Hulu has pulled a 50-minute news special titled ‘Astroworld: Concert From Hell’ after an online backlash suggested viewers thought it was a documentary produced by the streamer.
‘Astroworld: Concert From Hell’ became available Wednesday on Hulu, though the investigative local-news special out of Houston originally aired November 20 in Texas. It was presented as the first episode of a series, which added to the confusion.
Some Hulu users were confused and upset by the offering, which appeared less than a month after the concert tragedy that to this point has led to 10 deaths, including that of nine-year-old Ezra Blount, who died November 14.
Blount was buried the Tuesday before Thanksgiving after apparently being trampled in a prolonged November 5 crowd crush during rapper Travis Scott’s headliner set.
“Hulu really moved fast as hell to make a documentary and named it Astroworld: Concert from Hell. I am crying at everyone trying to make their profit from that event,” Rise Nation esports player Jonathan “Pacman” Tucker tweeted Wednesday.
“Hulu making a documentary about Astroworld is in poor taste all around. People are still burying their loved ones,” another Twitter user said in a post that was retweeted nearly 4,500 times. “The legal cases haven’t even started. Great documentaries are done when all the facts are laid out. Not enough time has passed to fully discuss this.”
“The Astroworld: Concert from Hell doc on Hulu puts blame on concert goers ‘not caring’-no type of structural analysis & they didnt interview the RN who said medics there were undertrained, under staffed & HPD was useless. [Expletive] seemed directed by Live Nation/Travis Scott himself,” a third commenter posted.
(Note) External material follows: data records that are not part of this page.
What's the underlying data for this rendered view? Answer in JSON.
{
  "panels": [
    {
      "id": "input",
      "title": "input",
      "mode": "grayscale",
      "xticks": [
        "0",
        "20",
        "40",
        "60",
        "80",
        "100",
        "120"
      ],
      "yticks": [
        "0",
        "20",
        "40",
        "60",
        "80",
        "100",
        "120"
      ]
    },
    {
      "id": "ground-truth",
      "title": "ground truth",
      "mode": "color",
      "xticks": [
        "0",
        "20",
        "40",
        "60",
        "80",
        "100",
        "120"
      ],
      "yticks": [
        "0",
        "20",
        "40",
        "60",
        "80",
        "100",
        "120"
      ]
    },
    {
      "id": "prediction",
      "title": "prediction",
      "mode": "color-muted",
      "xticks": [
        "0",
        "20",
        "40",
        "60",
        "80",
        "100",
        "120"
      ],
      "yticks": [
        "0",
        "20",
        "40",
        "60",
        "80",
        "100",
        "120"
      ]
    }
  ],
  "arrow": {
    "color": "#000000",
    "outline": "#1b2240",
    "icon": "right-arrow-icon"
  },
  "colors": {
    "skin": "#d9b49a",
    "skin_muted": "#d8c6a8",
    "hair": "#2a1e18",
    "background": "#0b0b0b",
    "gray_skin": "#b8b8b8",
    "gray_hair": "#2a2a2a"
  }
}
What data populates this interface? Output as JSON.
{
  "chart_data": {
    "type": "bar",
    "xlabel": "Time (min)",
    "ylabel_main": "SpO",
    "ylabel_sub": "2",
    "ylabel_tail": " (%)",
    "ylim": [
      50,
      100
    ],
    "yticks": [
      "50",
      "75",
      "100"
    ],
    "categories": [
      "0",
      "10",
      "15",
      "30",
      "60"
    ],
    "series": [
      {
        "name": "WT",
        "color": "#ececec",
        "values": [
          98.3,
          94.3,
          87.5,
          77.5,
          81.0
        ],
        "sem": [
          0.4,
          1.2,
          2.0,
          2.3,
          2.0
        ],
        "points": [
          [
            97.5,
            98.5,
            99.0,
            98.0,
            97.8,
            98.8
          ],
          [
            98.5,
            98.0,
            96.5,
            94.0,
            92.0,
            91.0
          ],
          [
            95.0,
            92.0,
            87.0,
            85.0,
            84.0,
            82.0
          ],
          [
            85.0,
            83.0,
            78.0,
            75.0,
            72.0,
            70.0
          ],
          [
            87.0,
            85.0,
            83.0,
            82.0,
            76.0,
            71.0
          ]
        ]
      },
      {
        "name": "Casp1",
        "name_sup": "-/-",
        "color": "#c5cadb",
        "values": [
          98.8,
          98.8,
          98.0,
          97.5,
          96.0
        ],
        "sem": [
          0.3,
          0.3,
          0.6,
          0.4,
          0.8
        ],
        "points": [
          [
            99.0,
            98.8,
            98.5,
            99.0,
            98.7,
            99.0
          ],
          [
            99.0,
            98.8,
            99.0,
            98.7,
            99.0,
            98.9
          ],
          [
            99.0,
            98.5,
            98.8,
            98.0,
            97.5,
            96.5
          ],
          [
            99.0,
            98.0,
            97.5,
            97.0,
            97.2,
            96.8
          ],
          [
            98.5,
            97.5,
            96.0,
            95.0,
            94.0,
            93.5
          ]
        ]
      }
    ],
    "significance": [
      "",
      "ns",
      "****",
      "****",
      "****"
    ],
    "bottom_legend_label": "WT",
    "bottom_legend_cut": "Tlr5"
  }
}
The Los Angeles Times confirmed that Hulu removed ‘Astroworld: Concert From Hell’ shortly after the controversy. KTRK-TV, the Houston station that originally aired the special, is owned and operated by the ABC network; ABC and Hulu are both owned by Disney, and Hulu streams ABC programs.
Scott’s offer to pay funeral costs was rejected recently by the Blount family, and other Astroworld victims’ families have done the same.
The Blounts are among more than a dozen parties who have filed lawsuits against Scott, who has been widely criticised for continuing his performance for 40 minutes after authorities declared a “mass casualty event.”
Others named in various lawsuits are the promoters of the two-day festival, guest performer Drake and other companies that provided security and medical services for Astroworld.
Scott quickly cancelled the second day of the festival, pulled out of the Day N Vegas festival in Las Vegas and offered to refund all Astroworld ticket fees.
‘Astroworld: Concert From Hell’ can still be viewed on KTRK’s website.